Hancock wasn’t the only one defending Purser.

Councilman Juan Rivera said, “I hope the city council members don’t see Ms. Purser as a developer. She is a city council lady. I’m not speaking on her behalf. I just get tired of listening and hearing Ms. Purser described as a development person. She is a city council lady, and she should be given respect.”

Purser said nothing about committees during the council meeting Tuesday.

On Wednesday, Purser said she never requested to be on the committee. But she also said it’s not a conflict of interest.

“I feel I’m an ethical business person in the community,” she said. “I feel I have experience in listening to land issues and usage of land. If I find that it is becoming a conflict, I’ll be the first one to tell the mayor that I need to be removed from the committee.”

Workman vs. Hancock

Workman said the mayor’s treatment of Cole was unfair, but nothing new. Workman said that he was left out of important committees two years ago and again this year. “I feel that I have not been afforded the chance to be on the committees that I want.”
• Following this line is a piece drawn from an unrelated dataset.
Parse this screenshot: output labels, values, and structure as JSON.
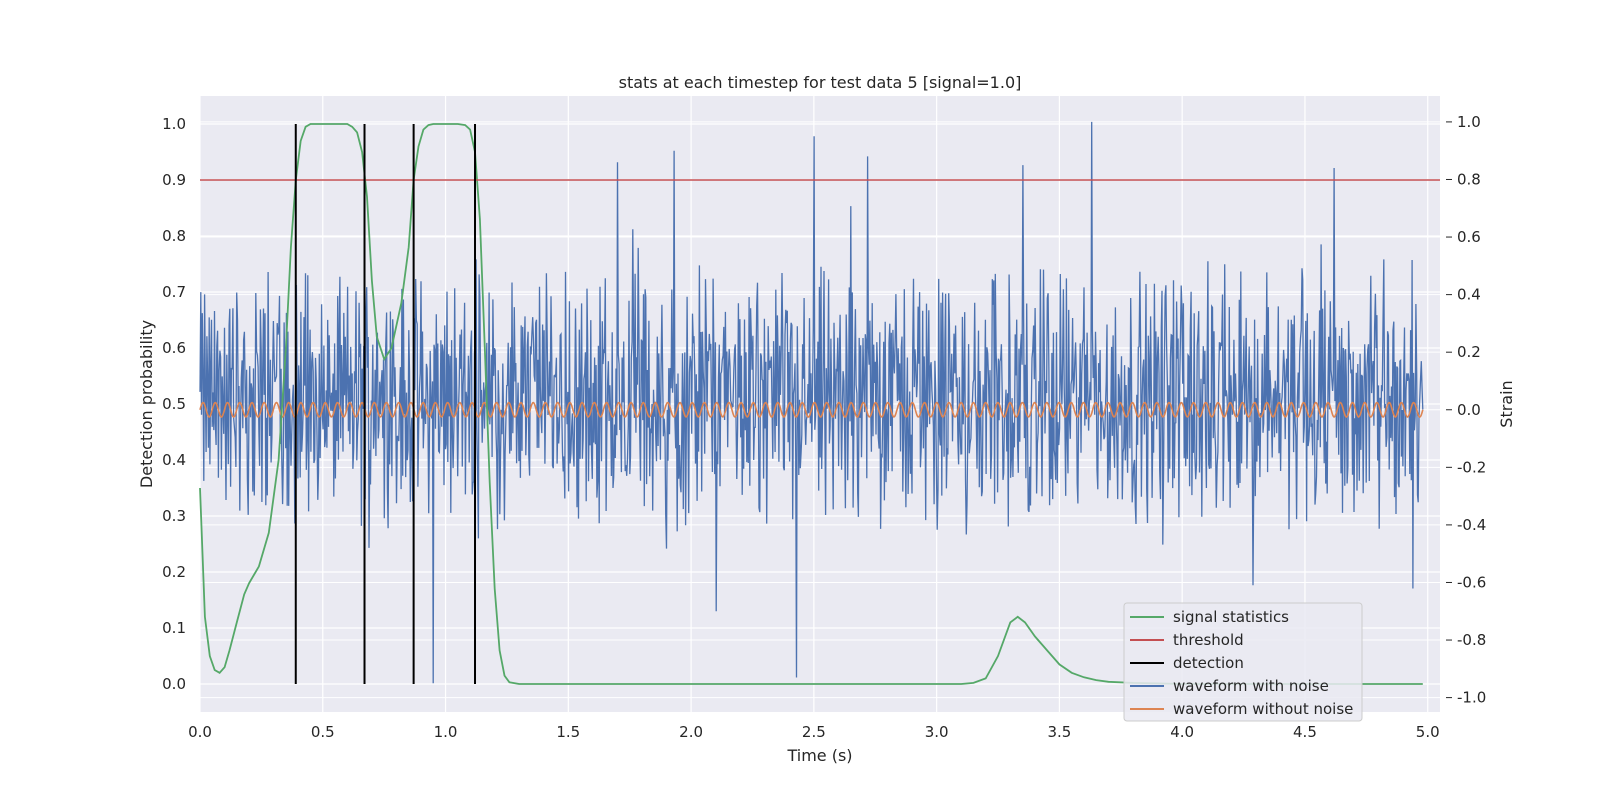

Hancock then questioned Workman.

“You’re the chairman of two committees, solid waste and smoking. Are they not up to your standards, or what?” the mayor asked.

Workman said he has not been properly considered for certain committee openings when they’ve become available during his last four years.

“They are up to my standard … but I’ve seen new council members come in and go straight to the top,” Workman said. “I haven’t been on them. I’ve been pigeonholed since I’ve been here. … But you’re the mayor. And until I become mayor, I’ll go along with what you and the council say.”

Rivera addressed Workman straight across the table, pointing his finger.

“When the president of a committee doesn’t show up to his own committee, and he comes late at his own workshop, and tells me that he doesn’t have to be in committee to take a vote, that really upsets me,” Rivera said. “You use the dais for your stage performance. You say that you don’t need to be in committee because you’re not a junior member? I’ve missed two animal (advisory) meetings in two years because I was in the emergency room. I never missed a workshop, a city council meeting. And you want to tell me you are senior?”

Workman disputed what Rivera said.

“I never told you I use the dais as a stage. That’s a lie,” he said. “I don’t like the accusation. What I’m saying is that up there, the vote counts.”